Here’s an example: Premise 1: If it is a Monday, I go to work. Premise 2: It is a Monday. Conclusion: Therefore, I go to work. The conclusion follows from the premises. But it is not true – I do not go to work every Monday (it is currently summer break, or I could be sick) and today is Thursday.

You can make them as outrageous as you like: Premise 1: All cats a birds. Premise 2: All birds can fly. Conclusion: Therefore all cats can fly. I mean, come on. But, it is valid. If all cats were birds and if indeed all birds could fly, then it would follow that all cats could fly. It’s valid – it’s just not true.

So if the purpose is to determine if the Bible is accurate, why deal with logic at all? The Bible makes truth-positive claims, but these, as we’ve seen, seem to be in the domain of evidence – claims about the reality of the world, that only evidence could disprove or support.

Unfortunately, since the Bible, by definition, is a book who has as a premise that evidence is circumvented by God via miracles and revelations, we need to stop and look at logic as well.  The Bible never asks us to suspend logic even though we must, at its request, throw out science and evidence. So since the Bible says nothing about throwing out logic we can try, for its benefit, to use this tool as a support for Biblical claims.

But almost immediately, the project fails.

The most obvious contradiction comes in the definition of God. Genesis, Psalms, Job, Romans, Acts, and Timothy all say God is 1)All knowing and 2) All powerful. Follow along closely, because this is an important argument, the thesis of which is that no, God cannot be defined as these two things.

Let’s say God is all-knowing. This would imply that God knows the future, right?

A: No, it does not mean God knows the future, because that’s not something to know.

B: Yes, God would need to know the future, to be considered all-knowing.

If it is A, then God cannot be all-powerful, really.
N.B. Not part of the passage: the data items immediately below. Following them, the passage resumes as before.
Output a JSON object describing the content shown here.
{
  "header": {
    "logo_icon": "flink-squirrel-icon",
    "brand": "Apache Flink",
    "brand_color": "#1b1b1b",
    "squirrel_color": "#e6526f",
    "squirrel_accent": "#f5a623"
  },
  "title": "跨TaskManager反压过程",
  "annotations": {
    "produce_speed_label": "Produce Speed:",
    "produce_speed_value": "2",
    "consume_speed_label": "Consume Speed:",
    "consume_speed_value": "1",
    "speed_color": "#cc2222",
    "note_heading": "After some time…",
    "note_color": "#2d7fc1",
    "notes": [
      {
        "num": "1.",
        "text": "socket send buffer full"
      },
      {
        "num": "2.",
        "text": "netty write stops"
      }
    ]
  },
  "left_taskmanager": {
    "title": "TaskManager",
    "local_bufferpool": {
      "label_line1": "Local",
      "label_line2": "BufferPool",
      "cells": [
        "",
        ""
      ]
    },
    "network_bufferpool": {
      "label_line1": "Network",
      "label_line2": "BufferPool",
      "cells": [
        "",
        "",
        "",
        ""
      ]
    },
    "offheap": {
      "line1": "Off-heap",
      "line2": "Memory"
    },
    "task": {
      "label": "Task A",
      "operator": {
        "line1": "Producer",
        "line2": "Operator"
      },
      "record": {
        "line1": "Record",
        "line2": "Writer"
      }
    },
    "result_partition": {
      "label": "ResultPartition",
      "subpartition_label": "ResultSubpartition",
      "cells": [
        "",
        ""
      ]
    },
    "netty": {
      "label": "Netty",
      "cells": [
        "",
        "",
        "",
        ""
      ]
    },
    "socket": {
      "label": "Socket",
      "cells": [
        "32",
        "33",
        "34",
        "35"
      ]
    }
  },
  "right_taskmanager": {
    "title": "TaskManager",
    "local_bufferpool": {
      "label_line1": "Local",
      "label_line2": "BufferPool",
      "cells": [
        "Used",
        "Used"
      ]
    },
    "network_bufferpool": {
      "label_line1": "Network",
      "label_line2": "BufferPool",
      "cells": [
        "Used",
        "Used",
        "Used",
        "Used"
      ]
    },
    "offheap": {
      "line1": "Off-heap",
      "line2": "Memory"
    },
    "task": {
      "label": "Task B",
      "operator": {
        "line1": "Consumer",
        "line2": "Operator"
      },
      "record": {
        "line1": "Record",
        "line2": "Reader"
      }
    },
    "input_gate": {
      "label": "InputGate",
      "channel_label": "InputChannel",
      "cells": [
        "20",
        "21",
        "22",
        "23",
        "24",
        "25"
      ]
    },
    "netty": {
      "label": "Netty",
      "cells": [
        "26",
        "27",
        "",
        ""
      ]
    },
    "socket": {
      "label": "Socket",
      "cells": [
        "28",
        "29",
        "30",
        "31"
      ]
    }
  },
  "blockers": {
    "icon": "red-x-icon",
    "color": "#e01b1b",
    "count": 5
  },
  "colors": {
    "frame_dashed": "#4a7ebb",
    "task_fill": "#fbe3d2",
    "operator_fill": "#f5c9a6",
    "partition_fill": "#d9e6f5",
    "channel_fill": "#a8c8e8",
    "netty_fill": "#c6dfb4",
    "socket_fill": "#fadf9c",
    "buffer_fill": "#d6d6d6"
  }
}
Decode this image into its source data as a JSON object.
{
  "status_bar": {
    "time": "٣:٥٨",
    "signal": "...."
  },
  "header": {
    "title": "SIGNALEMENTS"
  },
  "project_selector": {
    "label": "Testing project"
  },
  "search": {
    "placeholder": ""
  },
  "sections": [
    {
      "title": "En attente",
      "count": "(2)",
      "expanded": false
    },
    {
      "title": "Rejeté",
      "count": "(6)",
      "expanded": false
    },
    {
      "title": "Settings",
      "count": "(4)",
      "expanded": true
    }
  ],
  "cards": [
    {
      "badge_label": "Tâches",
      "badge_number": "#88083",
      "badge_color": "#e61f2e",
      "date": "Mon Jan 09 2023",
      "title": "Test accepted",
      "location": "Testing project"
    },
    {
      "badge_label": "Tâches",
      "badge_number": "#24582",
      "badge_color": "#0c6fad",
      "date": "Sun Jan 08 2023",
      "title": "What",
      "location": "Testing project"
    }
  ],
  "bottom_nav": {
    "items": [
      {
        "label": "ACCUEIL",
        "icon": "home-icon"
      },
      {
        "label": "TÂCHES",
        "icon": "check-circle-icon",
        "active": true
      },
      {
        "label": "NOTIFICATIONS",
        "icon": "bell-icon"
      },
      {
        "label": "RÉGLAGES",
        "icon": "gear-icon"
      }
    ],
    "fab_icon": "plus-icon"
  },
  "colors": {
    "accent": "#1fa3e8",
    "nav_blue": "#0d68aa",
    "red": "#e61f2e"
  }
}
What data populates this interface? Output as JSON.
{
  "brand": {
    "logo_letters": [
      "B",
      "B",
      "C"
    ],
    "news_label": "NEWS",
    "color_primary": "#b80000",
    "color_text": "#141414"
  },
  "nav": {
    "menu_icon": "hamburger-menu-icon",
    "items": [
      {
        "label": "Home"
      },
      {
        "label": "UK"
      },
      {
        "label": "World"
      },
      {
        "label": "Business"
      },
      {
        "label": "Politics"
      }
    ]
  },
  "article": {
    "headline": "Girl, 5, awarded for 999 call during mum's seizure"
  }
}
If you don’t know the consequences of your all-powerful actions, are you really all-powerful? Is God just messing about – doing the best he can with the information at hand? (That may explain some of the screw-ups, eg. The Tree of Wisdom, the Flood, the Crucifixion to absolve sins, etc.) In this case God has a lot of power, but not knowing what’s going to happen, for he does know the future, he can’t claim that his power is going to be beneficially applied or even useful. But that’s not really what the Bible seems to be saying.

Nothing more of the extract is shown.